Several potential catalysts could spark a market recovery:

  1. Regulatory Clarity: The progress of the Financial Innovation and Technology for the 21st Century (FIT21) Act in the U.S. House could bring much-needed regulatory clarity to digital assets. If passed, the bill could set federal standards, clarify regulatory jurisdiction, and establish a framework for digital asset markets.
  2. ETH ETF Decision: The upcoming SEC decision on VanEck’s spot ETH exchange-traded fund (ETF) application, scheduled for May 23, 2024, could also be a significant market mover. A favorable decision might ignite a rally in ETH prices, similar to the ETF-driven Bitcoin surge earlier in 2024.

ETH Price Analysis

As of May 13, Ethereum is trading around $2,970. ETH has been following a descending pattern, raising concerns of a potential drop below $2,500.

The recent trend in ETH prices has been bearish, with weekly trades opening lower than the previous week’s closing, indicating a lack of bullish momentum.

In the past 24 hours, ETH/USD has traded positively, surpassing $2,900 but facing strong resistance around the EMA50 at $2,990. For the bearish trend to resume, ETH needs to break below $2,900, potentially heading towards $2,800 and $2,620 levels.

Conversely, a continuation of the rise and a break above $2,990 could lead to further gains up to $3,130 levels.

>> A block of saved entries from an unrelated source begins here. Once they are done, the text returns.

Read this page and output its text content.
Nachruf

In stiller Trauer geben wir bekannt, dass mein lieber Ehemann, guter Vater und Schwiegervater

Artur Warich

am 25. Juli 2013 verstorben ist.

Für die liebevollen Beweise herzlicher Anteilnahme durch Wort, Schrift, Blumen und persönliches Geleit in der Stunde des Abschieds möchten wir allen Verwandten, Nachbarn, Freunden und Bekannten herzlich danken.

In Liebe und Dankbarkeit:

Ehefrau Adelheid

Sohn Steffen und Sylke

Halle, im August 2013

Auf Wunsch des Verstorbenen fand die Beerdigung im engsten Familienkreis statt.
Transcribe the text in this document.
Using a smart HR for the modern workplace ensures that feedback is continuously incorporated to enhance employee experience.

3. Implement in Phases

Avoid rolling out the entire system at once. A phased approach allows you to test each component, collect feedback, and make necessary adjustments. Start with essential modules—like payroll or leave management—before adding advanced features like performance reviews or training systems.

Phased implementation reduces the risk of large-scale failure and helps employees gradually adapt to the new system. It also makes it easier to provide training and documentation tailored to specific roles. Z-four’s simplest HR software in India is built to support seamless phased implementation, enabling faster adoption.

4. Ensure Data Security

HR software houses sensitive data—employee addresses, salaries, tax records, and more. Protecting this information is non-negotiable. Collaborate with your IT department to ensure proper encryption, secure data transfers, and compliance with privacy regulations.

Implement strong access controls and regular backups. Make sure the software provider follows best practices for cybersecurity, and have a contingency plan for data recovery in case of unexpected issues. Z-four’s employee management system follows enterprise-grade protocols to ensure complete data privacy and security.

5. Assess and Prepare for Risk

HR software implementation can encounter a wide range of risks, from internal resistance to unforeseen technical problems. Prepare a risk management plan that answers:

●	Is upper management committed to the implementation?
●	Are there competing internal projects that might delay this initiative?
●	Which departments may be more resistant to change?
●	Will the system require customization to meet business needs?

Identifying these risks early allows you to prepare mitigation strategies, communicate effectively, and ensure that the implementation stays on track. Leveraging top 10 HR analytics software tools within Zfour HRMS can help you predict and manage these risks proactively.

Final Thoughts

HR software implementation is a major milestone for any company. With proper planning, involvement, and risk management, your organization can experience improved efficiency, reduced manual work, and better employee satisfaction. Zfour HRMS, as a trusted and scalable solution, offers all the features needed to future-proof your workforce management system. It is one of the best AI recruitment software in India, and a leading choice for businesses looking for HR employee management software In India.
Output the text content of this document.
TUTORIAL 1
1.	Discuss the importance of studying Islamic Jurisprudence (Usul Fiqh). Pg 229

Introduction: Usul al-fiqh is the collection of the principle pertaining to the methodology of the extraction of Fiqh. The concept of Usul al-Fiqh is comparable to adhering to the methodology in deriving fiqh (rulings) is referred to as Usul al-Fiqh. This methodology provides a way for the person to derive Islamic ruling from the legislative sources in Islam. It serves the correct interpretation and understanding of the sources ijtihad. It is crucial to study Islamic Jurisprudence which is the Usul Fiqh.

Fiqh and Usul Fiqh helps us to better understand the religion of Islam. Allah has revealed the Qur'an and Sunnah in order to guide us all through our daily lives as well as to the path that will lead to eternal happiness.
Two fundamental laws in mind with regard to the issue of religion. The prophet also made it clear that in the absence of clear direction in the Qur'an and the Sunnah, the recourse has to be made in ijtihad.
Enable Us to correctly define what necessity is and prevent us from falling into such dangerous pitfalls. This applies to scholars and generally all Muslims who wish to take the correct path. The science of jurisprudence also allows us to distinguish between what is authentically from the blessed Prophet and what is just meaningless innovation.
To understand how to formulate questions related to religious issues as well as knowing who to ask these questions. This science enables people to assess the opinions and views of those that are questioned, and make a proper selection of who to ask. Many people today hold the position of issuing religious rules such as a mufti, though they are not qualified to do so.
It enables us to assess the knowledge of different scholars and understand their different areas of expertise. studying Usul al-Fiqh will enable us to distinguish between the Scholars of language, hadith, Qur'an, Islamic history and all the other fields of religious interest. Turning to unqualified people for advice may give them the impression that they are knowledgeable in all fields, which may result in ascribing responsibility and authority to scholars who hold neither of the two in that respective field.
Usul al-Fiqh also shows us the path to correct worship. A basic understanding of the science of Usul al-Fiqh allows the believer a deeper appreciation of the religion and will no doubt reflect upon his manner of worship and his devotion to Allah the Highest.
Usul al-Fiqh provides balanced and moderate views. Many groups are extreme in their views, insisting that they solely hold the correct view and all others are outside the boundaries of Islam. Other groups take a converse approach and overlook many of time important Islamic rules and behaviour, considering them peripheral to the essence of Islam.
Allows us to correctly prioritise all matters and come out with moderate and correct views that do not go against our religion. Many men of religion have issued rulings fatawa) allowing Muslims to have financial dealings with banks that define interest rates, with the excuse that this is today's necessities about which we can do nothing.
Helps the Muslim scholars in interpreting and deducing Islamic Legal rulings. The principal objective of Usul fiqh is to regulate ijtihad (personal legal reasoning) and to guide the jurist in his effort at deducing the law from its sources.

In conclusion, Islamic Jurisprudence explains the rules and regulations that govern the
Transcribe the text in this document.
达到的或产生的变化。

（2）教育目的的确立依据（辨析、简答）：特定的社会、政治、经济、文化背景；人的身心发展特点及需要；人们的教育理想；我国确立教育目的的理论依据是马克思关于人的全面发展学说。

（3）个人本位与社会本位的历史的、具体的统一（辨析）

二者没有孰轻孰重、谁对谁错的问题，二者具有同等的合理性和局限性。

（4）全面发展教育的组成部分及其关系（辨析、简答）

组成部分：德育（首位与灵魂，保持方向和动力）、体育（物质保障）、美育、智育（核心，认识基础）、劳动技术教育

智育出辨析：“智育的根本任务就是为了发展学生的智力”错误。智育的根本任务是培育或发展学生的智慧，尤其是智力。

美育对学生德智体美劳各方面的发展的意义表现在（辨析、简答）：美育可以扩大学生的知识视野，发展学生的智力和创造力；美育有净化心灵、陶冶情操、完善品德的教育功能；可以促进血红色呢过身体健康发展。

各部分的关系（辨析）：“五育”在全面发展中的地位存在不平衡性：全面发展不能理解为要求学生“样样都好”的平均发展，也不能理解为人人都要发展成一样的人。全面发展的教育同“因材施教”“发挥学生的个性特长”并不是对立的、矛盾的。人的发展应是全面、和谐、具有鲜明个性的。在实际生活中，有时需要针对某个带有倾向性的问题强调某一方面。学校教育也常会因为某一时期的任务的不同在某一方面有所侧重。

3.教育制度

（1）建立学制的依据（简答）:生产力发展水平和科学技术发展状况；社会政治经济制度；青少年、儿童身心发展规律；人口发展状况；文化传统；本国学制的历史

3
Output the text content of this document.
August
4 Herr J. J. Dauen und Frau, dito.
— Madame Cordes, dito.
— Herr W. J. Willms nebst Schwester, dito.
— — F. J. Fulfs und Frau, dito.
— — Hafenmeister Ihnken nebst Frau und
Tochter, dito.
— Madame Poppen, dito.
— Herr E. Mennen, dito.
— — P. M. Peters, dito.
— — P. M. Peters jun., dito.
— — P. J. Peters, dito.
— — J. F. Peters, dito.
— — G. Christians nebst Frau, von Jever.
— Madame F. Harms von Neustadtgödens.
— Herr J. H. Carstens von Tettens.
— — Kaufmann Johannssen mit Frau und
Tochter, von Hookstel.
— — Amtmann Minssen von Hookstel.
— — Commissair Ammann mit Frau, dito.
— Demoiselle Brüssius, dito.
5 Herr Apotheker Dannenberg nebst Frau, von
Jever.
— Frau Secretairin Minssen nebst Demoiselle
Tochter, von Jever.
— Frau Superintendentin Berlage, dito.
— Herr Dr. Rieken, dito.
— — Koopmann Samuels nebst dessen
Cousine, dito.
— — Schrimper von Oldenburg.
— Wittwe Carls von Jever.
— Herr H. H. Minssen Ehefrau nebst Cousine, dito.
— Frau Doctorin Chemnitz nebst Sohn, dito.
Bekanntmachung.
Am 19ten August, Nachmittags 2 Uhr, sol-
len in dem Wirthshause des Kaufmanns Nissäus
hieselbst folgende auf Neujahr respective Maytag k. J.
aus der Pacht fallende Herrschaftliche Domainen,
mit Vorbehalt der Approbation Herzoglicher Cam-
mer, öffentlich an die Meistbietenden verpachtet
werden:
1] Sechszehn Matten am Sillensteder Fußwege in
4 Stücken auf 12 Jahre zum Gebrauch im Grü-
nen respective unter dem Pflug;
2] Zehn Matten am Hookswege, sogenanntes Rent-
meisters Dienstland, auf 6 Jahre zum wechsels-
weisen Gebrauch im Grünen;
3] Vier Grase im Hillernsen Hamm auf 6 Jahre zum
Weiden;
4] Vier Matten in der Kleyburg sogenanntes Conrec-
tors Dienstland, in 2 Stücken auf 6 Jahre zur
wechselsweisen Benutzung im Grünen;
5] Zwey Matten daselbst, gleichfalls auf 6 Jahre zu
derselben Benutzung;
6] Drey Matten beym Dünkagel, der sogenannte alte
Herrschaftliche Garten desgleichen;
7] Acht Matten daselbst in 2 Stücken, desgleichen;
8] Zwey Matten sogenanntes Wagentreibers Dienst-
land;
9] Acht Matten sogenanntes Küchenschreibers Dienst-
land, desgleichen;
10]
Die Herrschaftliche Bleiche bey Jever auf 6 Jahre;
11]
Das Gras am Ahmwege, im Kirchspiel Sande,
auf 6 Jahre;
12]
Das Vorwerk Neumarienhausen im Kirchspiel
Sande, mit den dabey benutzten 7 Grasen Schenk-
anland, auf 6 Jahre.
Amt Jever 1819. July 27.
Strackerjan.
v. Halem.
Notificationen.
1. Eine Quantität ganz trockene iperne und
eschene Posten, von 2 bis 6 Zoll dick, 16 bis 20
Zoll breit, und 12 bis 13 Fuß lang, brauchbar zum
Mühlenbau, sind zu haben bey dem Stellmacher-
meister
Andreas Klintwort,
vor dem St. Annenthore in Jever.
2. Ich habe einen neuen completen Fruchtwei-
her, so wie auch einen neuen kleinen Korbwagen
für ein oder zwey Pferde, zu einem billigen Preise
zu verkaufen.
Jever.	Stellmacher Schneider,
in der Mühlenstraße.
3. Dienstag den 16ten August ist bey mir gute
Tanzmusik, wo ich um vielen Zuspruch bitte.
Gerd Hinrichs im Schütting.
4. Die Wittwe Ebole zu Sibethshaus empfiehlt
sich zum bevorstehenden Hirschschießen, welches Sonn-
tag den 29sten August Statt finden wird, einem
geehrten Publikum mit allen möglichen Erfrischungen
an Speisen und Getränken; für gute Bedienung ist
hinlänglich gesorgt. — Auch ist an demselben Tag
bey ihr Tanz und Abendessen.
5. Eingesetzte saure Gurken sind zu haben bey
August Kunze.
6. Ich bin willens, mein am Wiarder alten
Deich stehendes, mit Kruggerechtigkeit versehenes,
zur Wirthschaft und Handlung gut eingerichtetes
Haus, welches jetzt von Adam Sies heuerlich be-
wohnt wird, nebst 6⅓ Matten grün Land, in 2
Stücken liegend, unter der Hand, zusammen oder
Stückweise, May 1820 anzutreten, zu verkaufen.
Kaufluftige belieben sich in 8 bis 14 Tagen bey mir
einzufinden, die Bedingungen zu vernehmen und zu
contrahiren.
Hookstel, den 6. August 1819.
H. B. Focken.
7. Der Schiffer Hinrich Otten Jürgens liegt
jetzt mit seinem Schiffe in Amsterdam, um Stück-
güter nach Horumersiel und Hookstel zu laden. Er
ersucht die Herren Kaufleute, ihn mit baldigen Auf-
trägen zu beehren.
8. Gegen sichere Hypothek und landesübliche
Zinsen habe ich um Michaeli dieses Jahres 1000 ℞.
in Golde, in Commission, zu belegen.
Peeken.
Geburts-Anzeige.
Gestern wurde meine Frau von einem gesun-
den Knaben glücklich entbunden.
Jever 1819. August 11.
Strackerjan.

The expected trading range for ETH is between $2,800 (support) and $3,050 (resistance), with the trend forecast remaining bearish. ETH analysis indicates continued downward pressure, which could impact other altcoins in the market.

Conclusion

The altcoin market faces a challenging period ahead, influenced by broader economic trends and regulatory developments. While short-term corrections are expected, the medium to long-term outlook remains potentially bullish. Keeping abreast of market sentiment, trading volumes, and external economic events will be crucial in navigating this volatile landscape.